Pero comenzaron las malas decisiones porque escuchar
a todos tiene un montón de riesgos: pretender hacer caso a todo el mundo ante
problemas que no tenían solución sin que alguien saliese mal parado, por un lado; por el otro, líos permanentes
con la dirección que me trataba de convencer para que tomara decisiones con las que no estaba de
acuerdo.
En definitiva, dejarme manipular por unos y por otros.
Fueron, ya te digo Juan, meses tremendamente duros,
y tras un varapalo con la dirección, aquella misma que me ofertara el puesto meses atrás, comencé a barruntar la dimisión.
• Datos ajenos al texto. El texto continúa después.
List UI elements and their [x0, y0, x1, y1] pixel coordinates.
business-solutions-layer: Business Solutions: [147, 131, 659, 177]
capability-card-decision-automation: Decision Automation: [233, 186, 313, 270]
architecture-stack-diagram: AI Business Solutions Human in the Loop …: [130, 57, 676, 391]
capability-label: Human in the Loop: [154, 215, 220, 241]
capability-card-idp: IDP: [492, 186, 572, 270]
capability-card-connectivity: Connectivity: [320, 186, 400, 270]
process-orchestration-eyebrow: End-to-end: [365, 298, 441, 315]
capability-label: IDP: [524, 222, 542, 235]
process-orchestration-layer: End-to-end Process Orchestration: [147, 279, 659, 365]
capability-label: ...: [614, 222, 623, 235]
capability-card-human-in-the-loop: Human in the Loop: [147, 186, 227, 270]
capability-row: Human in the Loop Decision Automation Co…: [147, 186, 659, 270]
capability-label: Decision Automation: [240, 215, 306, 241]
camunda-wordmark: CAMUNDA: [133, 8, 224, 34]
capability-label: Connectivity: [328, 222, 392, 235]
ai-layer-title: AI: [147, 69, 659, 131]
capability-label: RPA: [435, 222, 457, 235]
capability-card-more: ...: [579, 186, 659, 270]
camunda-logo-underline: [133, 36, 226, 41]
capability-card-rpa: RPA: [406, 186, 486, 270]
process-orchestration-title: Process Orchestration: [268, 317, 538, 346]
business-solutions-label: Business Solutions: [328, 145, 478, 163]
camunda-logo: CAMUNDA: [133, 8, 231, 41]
En julio llegó inesperadamente una nueva
directora: joven, llena de ilusión y sobradamente preparada. La conocía bastante
bien y me dio esperanzas, así que decidí aguantar un poco más (tenía redactada hacía
dos semanas mi solicitud de traslado). Pero nada, al poco tiempo continuaron los
problemas, parecía que solo mi propia necedad me impedía entender determinadas decisiones, negativas
para los trabajadores y que aportaban cero a la organización. Imposiciones, casi siempre, de
otro gestor de nuestro mismo nivel (pero "de Recursos Humanos", ah...) que, nombrado poco después de su toma de posesión por la flamante directora, había
implantado la ley marcial en el centro y no permitía que nada se escapara a su férreo control.
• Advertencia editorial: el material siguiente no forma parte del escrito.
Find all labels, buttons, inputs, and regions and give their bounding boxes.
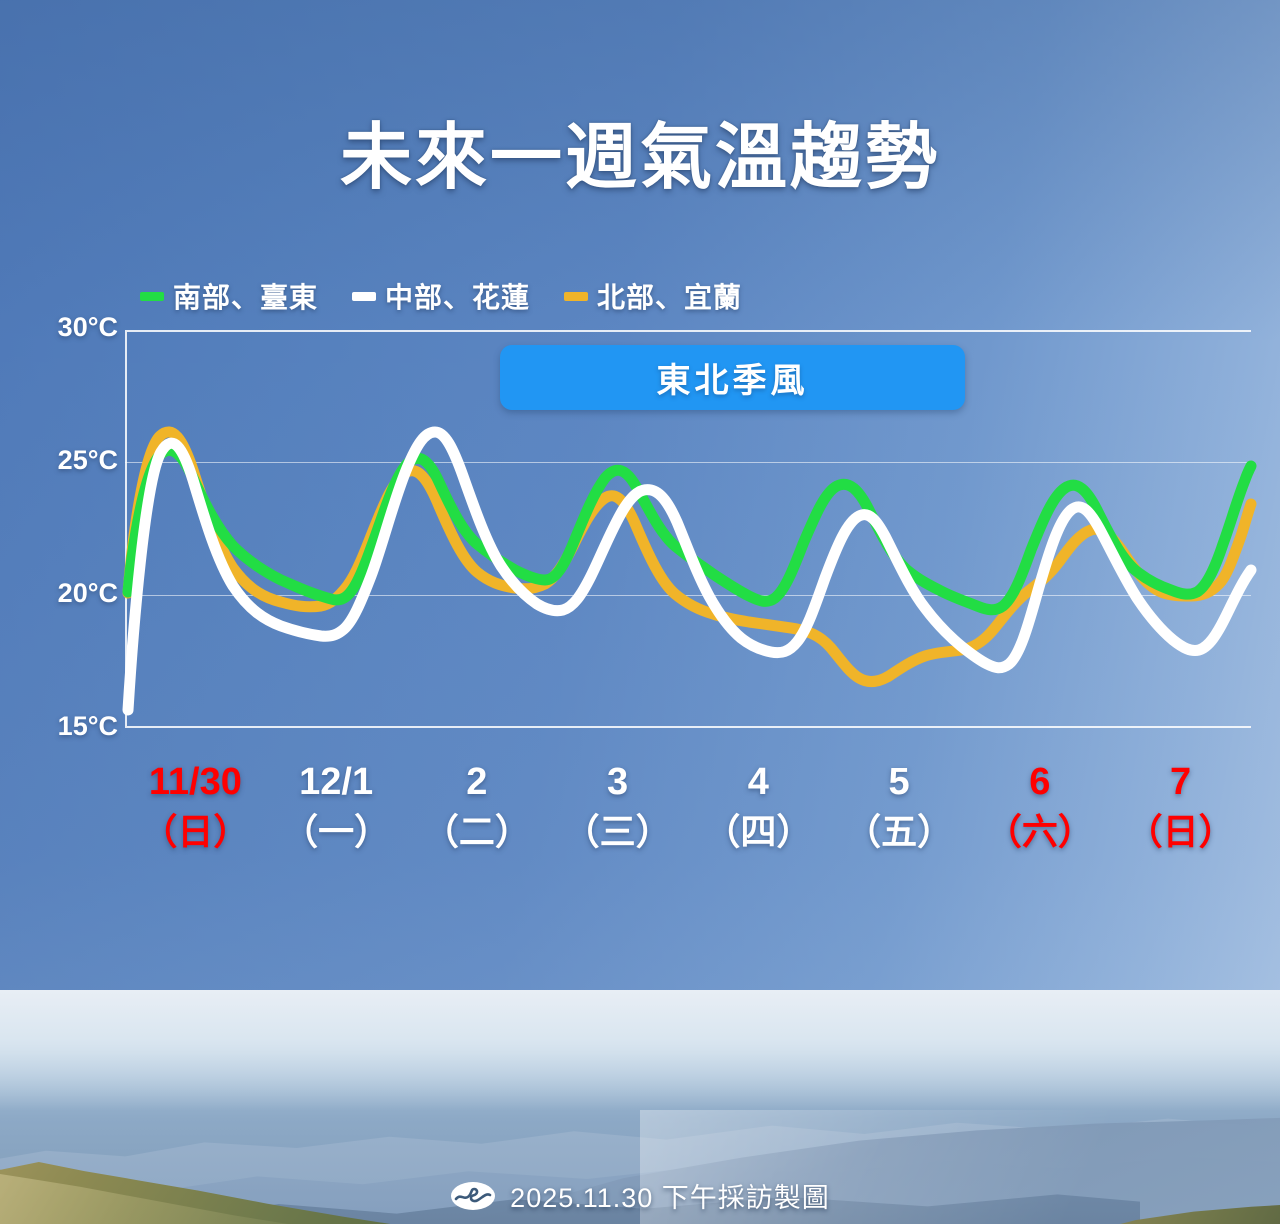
x-axis-weekday-2: （二） xyxy=(407,806,548,858)
legend-swatch-central xyxy=(352,292,376,301)
y-tick-25: 25°C xyxy=(58,445,118,476)
infographic-canvas: 未來一週氣溫趨勢 南部、臺東 中部、花蓮 北部、宜蘭 30°C 25°C 20°… xyxy=(0,0,1280,1224)
legend-swatch-north xyxy=(564,292,588,301)
x-axis-day-4: 4 （四） xyxy=(688,758,829,868)
footer: 2025.11.30 下午採訪製圖 xyxy=(0,1176,1280,1215)
photo-haze xyxy=(0,990,1280,1110)
x-axis-day-1: 12/1 （一） xyxy=(266,758,407,868)
page-title: 未來一週氣溫趨勢 xyxy=(0,98,1280,203)
x-axis-day-2: 2 （二） xyxy=(407,758,548,868)
x-axis-weekday-7: （日） xyxy=(1110,806,1251,858)
x-axis-weekday-1: （一） xyxy=(266,806,407,858)
x-axis-date-5: 5 xyxy=(829,758,970,806)
y-tick-20: 20°C xyxy=(58,578,118,609)
x-axis-day-3: 3 （三） xyxy=(547,758,688,868)
x-axis-date-3: 3 xyxy=(547,758,688,806)
monsoon-banner: 東北季風 xyxy=(500,345,965,410)
x-axis-weekday-5: （五） xyxy=(829,806,970,858)
legend-item-south: 南部、臺東 xyxy=(140,276,318,316)
y-tick-15: 15°C xyxy=(58,711,118,742)
x-axis-date-2: 2 xyxy=(407,758,548,806)
series-path-central xyxy=(128,432,1251,710)
y-axis: 30°C 25°C 20°C 15°C xyxy=(0,300,118,740)
x-axis-day-0: 11/30 （日） xyxy=(125,758,266,868)
x-axis-weekday-4: （四） xyxy=(688,806,829,858)
x-axis-day-7: 7 （日） xyxy=(1110,758,1251,868)
y-tick-30: 30°C xyxy=(58,312,118,343)
legend-label-south: 南部、臺東 xyxy=(173,276,318,316)
legend-swatch-south xyxy=(140,292,164,301)
legend-item-central: 中部、花蓮 xyxy=(352,276,530,316)
x-axis-weekday-6: （六） xyxy=(970,806,1111,858)
x-axis-weekday-3: （三） xyxy=(547,806,688,858)
x-axis-date-6: 6 xyxy=(970,758,1111,806)
x-axis-date-4: 4 xyxy=(688,758,829,806)
legend-label-central: 中部、花蓮 xyxy=(385,276,530,316)
x-axis-date-0: 11/30 xyxy=(125,758,266,806)
legend-label-north: 北部、宜蘭 xyxy=(597,276,742,316)
chart-legend: 南部、臺東 中部、花蓮 北部、宜蘭 xyxy=(140,276,742,316)
x-axis-day-6: 6 （六） xyxy=(970,758,1111,868)
x-axis: 11/30 （日） 12/1 （一） 2 （二） 3 （三） 4 （四） 5 （… xyxy=(125,758,1251,868)
monsoon-banner-label: 東北季風 xyxy=(657,353,809,402)
footer-text: 2025.11.30 下午採訪製圖 xyxy=(510,1176,830,1215)
legend-item-north: 北部、宜蘭 xyxy=(564,276,742,316)
cwa-wave-logo-icon xyxy=(450,1181,496,1211)
x-axis-day-5: 5 （五） xyxy=(829,758,970,868)
x-axis-date-7: 7 xyxy=(1110,758,1251,806)
x-axis-date-1: 12/1 xyxy=(266,758,407,806)
x-axis-weekday-0: （日） xyxy=(125,806,266,858)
Ya no había la más mínima autonomía en la gestión, todo pasaba
por sus manos, todo eran peros, trabas y problemas; lo que solo unos meses antes podía hacerse sin la más mínima objeción se había convertido ahora en una tropelía auténtica que no se
podía consentir, una indisciplina que había que atajar. La falta de comunicación total y absoluta, la ausencia total de información,
la sensación de que todo se hacía "porque yo lo digo" comenzó a imponerse como "cultura" dentro de la dirección de enfermería y, claro, el personal dejó de confiar en mí como supervisora
porque nunca podía darles respuestas... ¡por la simple razón de que nunca las tenía!
Me iba a casa llorando un día sí y otro también, el personal revertía sobre mí sus iras y su frustración y la accesibilidad y empatía que siempre me caracterizaban eran ahora un arma que me disparaba en el pie, pues todo el mundo lanzaba sus dardos envenenados a mis oídos. No pocas veces me hicieron llorar, por comentarios duros, incluso ofensivos, comentarios que escuchaba resignada, consciente de su frustración, y de que si arremetía contra ellos perdería la poca confianza que quedaba y encima me buscaría incluso más problemas, así que aguanté estoicamente...
Próxima entrega: "Restos del naufragio" (3)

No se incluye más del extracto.